Schneeglöggli

Vier ältere Damen warten auf den Bus. Eine davon ist die bekannte, alte Dorflehrerin Dora. Es ist bitterkalt. Auf den Strassen liegt immer noch Schnee, die Fusswege sind zu gefährlichen Eisflächen gefroren.

Man kann kaum noch ins Freie gehen. Warum tut die Gemeinde nichts? Ein paar Kiessäcke kosten doch nicht alle Welt. Im Februar blühten immer schon Schneeglöckchen in den Gärten. Nichts ist mehr wie früher, jammern die Frauen.

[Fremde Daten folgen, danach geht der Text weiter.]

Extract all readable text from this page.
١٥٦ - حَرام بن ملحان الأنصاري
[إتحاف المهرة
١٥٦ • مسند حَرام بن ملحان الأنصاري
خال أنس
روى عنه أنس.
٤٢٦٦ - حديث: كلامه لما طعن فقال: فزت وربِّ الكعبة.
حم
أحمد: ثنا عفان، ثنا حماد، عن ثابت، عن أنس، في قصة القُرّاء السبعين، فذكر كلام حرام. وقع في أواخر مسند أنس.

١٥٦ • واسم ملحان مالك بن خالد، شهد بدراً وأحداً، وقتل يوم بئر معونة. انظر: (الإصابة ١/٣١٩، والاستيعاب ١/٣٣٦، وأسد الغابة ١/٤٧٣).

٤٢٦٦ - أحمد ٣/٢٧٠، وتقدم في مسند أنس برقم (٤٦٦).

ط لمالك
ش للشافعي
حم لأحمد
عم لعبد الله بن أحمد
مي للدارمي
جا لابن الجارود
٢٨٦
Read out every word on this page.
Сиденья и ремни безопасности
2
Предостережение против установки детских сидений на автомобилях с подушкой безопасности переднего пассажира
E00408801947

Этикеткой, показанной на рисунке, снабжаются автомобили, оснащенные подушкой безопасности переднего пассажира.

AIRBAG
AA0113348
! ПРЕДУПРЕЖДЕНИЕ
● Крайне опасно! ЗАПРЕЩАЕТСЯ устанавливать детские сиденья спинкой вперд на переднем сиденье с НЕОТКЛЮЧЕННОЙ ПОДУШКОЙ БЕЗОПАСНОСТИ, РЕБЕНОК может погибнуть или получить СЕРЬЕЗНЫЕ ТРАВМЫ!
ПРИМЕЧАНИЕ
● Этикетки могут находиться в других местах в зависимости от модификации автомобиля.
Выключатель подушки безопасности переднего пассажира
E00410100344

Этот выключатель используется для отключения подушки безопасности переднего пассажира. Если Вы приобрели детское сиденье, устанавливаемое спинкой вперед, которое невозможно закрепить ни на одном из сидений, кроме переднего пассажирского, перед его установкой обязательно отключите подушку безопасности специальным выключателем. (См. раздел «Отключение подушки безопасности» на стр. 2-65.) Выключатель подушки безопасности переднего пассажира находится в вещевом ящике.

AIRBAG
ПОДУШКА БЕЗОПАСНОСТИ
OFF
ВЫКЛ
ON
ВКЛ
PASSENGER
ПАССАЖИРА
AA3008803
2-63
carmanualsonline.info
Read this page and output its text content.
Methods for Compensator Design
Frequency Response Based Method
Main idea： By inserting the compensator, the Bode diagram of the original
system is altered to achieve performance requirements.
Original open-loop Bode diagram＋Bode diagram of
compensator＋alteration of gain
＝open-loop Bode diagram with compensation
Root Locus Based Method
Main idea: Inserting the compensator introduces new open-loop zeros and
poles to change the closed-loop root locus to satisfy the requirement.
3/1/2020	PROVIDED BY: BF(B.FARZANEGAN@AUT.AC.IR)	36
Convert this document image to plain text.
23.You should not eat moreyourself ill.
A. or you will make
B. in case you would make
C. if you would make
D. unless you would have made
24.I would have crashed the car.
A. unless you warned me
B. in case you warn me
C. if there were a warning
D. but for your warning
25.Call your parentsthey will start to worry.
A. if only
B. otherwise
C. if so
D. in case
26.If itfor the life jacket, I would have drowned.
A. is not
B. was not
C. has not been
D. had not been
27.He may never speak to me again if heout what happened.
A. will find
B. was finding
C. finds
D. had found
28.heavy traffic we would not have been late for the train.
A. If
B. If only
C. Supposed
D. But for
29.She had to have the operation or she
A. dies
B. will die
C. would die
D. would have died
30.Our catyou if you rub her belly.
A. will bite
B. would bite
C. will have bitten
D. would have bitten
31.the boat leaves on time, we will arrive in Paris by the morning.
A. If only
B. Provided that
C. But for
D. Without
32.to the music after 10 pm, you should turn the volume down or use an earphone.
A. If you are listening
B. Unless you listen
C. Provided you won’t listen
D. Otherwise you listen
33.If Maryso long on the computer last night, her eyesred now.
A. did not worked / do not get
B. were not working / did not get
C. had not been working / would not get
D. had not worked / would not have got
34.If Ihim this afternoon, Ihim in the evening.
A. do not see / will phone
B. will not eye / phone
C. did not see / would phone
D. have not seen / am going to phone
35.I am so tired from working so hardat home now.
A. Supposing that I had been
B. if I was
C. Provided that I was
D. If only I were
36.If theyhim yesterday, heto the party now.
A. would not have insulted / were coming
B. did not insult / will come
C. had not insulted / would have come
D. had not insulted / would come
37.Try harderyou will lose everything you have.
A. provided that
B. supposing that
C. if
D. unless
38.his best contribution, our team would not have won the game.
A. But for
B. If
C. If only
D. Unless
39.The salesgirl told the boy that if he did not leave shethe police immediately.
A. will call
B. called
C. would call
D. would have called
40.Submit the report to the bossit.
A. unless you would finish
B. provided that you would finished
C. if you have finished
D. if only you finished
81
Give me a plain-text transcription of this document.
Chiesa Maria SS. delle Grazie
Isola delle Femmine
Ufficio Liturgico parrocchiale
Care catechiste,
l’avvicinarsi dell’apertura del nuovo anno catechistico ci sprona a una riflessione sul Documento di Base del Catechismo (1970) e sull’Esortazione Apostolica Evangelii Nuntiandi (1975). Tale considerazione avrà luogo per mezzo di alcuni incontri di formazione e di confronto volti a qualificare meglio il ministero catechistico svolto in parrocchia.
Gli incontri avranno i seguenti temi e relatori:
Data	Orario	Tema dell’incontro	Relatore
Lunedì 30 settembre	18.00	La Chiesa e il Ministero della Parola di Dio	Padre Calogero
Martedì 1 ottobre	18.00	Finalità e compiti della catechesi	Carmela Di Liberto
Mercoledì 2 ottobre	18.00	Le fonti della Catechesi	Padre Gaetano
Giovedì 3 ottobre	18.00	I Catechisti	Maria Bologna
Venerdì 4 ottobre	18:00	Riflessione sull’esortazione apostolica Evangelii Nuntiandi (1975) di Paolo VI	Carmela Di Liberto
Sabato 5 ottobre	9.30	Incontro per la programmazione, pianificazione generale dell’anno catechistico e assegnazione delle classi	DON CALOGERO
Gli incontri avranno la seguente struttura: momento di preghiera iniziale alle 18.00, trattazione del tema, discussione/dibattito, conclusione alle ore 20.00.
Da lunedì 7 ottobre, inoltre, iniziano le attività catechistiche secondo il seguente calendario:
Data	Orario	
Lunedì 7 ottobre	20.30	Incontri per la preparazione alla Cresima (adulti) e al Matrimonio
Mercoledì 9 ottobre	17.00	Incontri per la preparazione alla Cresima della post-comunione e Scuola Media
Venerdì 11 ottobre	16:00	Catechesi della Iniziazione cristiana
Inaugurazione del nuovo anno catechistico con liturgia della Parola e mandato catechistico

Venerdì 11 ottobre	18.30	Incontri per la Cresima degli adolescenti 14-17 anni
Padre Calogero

„Schneeglöggli“, meint dazu die Lehrerin, „die gibt es auch in Griechenland. Soeben bin ich von einer Wanderwoche auf Korfu zurück. Der griechische Reiseleiter wusste immer etwas Spannendes zu erzählen. Schneeglöckchen, sagte er, seien gut für das Gedächtnis. Das wisse man bereits seit der Antike. Odysseus, zum Beispiel, war noch im hohen Alter ein echter Frauenheld. Er vergass aber regelmässig die Namen der schönen Sirenen, die er verführte und leider auch, dass er mit Penelope verheiratet war. Aphrodite erinnerte ihn daran und wusste ein Mittel gegen die Vergesslichkeit. „Du musst Schneeglöckchen essen“, sagte sie.

Ein junger Arzt aus der Wandergruppe staunte und bestätigte, dass HEUTE in der Alzheimerforschung Schneeglöggli Extrakte als Heilmittel geprüft werden. Sie hiessen natürlich jetzt anders, aber die Wirkung sei dieselbe. Er wird es wohl wissen. Ach, auch wir werden immer vergesslicher!“ Dora lacht.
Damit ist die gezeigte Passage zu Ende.